We reason that higher order nonlinear processes should offer even tighter spatial localization of the fluorescence generation and potentially deeper penetration. To this end, we have conceived and realized a family of super-nonlinear fluorescence microscopy rendered by spectroscopic transitions including photoactivation, photoswitching, stimulated emission, ground state depletion and frustrated FRET. Conceptually, unlike conventional multiphoton processes mediated by transient virtual states, our strategy constitutes a new class of fluorescence microscopy where high-order nonlinearity is mediated by real population transfer. Practically, this class of super-nonlinear fluorescence microscopy has the prospect to image scattering samples such as brain tissues with unprecedented contrast and depth penetration.

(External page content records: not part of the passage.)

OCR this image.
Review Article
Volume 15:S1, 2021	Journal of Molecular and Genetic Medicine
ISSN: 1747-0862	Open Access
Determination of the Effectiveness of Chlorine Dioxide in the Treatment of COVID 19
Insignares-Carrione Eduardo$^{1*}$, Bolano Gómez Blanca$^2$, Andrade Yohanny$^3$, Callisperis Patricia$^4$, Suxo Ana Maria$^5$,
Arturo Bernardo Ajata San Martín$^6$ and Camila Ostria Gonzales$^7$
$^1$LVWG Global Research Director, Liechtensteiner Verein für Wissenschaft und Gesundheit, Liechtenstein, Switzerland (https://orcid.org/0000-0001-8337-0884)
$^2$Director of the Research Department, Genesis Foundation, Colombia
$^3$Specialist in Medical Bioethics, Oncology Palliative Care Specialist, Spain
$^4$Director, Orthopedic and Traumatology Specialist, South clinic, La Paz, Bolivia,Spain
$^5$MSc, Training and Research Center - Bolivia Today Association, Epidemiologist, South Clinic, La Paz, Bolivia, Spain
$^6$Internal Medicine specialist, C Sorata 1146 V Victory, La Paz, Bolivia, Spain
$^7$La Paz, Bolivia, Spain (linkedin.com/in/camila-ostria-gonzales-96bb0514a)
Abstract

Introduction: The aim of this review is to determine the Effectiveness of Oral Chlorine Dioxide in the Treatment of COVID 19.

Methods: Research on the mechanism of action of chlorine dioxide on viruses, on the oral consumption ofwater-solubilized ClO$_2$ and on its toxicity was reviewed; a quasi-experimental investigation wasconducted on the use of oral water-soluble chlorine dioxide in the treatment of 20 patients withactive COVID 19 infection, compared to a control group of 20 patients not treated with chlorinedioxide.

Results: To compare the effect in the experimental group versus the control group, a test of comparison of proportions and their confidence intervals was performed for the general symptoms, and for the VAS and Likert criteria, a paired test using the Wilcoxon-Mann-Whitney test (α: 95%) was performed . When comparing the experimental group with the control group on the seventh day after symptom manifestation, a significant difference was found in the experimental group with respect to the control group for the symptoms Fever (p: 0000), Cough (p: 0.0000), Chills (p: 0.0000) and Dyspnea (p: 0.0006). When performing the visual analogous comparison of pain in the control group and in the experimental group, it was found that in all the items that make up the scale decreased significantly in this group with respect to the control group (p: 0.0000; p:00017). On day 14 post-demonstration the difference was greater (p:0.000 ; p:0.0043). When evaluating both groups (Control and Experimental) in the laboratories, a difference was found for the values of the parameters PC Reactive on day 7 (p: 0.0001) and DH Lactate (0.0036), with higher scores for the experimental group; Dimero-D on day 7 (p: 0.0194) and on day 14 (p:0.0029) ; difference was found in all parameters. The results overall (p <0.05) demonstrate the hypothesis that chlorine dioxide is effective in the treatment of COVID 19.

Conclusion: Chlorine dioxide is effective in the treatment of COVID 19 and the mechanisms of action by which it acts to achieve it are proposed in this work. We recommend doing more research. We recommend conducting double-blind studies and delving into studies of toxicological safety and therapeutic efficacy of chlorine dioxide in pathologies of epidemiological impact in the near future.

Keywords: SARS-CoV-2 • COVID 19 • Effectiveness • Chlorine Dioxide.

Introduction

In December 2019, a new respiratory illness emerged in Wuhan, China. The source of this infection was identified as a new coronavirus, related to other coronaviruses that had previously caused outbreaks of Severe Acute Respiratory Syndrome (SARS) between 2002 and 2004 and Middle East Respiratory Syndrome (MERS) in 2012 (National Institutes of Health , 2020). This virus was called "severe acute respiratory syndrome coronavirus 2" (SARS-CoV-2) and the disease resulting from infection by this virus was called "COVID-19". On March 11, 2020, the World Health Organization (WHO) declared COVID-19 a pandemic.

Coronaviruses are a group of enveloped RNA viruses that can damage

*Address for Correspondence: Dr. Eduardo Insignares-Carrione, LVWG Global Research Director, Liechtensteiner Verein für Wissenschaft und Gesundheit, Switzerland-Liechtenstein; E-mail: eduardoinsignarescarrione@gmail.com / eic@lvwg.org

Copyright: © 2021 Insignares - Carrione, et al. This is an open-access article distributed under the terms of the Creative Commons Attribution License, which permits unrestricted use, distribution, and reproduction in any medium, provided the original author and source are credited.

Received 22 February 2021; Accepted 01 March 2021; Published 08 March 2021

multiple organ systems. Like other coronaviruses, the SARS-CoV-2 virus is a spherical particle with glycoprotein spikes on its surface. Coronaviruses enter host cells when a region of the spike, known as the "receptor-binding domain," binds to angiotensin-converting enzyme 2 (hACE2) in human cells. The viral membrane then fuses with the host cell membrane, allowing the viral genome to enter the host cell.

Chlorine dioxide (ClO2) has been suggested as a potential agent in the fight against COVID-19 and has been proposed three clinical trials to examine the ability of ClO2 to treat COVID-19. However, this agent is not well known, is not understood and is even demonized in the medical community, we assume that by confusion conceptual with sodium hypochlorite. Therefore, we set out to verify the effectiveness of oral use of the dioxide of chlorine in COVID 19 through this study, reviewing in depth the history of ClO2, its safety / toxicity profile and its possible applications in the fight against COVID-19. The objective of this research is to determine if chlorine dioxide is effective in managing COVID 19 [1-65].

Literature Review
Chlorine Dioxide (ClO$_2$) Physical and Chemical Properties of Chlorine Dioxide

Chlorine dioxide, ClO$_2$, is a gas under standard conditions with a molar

Y.-T. Kao, X. Zhu, F. Xu and W. Min. “Focal switching of photochromic fluorescent proteins enables multiphoton microscopy with superior image contrast”, Biomed. Opt. Express 3, 1955 (2012).

Z. Chen, L. Wei, X. Zhu and W. Min. “Extending the fundamental imaging-depth limit of multi-photon microscopy by imaging with photo-activatable fluorophores”, Opt. Express 20, 18525 (2012).

X. Zhu, Y.-T. Kao and W. Min. “Molecular-switch-mediated multiphoton fluorescence microscopy with high-order nonlinearity”, J. Phys. Chem. Lett. 3, 2082 (2012).

L. Wei, Z. Chen and W. Min. “Stimulated emission reduced fluorescence microscopy: a concept for extending the fundamental depth limit of two-photon fluorescence imaging”, Biomed. Opt. Express 3, 1465 (2012).